Colin Traynor, 29, suffered severe epilepsy but was judged fit to work following a Work Capability Assessment in 2011. Mr Traynor's disability benefit was cut as a result and he appealed against the decision.
Mr Traynor died as a result of an epileptic seizure before the appeal could be heard. Shortly after Mr Traynor's death, the Department for Work and Pensions (DWP) informed his family that the decision had been overturned.
Mr Meacher criticised the nature of the medical assessment for relying on simple answers entered into an electronic form and said that the distress caused by the withdrawal of some of Mr Traynor's benefits worsened his health.
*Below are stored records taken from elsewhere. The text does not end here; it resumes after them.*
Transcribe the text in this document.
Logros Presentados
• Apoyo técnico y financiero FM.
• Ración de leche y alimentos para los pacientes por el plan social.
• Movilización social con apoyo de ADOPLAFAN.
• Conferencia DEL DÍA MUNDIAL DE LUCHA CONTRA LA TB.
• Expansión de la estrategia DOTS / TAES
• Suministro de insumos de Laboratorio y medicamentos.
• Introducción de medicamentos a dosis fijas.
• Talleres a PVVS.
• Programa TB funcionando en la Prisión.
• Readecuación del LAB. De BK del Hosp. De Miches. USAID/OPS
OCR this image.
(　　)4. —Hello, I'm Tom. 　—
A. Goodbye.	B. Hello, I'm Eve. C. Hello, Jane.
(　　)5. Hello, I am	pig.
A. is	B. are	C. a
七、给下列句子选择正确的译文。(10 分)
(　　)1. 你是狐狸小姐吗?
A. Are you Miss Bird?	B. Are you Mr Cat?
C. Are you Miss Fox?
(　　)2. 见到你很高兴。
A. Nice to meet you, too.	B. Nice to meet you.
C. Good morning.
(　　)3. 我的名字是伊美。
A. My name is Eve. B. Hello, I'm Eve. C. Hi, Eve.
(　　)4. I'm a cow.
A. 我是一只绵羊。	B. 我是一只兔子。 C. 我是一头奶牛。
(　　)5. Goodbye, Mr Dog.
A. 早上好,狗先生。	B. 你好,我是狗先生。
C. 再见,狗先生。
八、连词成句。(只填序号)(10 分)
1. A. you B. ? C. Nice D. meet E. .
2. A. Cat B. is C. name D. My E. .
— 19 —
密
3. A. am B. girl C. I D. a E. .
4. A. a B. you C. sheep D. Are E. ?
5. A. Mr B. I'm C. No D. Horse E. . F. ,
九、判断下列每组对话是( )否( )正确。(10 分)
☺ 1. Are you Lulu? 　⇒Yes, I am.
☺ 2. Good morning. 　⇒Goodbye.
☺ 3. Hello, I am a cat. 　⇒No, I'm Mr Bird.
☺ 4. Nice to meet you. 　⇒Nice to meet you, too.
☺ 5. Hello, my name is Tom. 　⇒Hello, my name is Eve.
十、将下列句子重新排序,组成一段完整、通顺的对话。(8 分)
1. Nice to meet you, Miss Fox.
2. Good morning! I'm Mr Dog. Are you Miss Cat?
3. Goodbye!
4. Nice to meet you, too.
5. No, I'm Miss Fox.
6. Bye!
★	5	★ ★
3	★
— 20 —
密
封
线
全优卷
Mr Traynor had previously been judged unfit to work in 2008, under a different test.
Answering for the government, Work and Pensions Minister Mark Hoban offered his condolences to Mr Traynor's family and reiterated that the DWP would be conducting an internal review of how the case was handled.
Mr Hoban went on to describe in detail the DWP's understanding of what happened in the handling of Mr Traynor's case, and the general process of calling individuals in for medical assessment.
Mr Hoban said that the work capability assessment introduced by the previous Labour government was flawed and that the DWP had been improving the test to reduce the number of appealed decisions.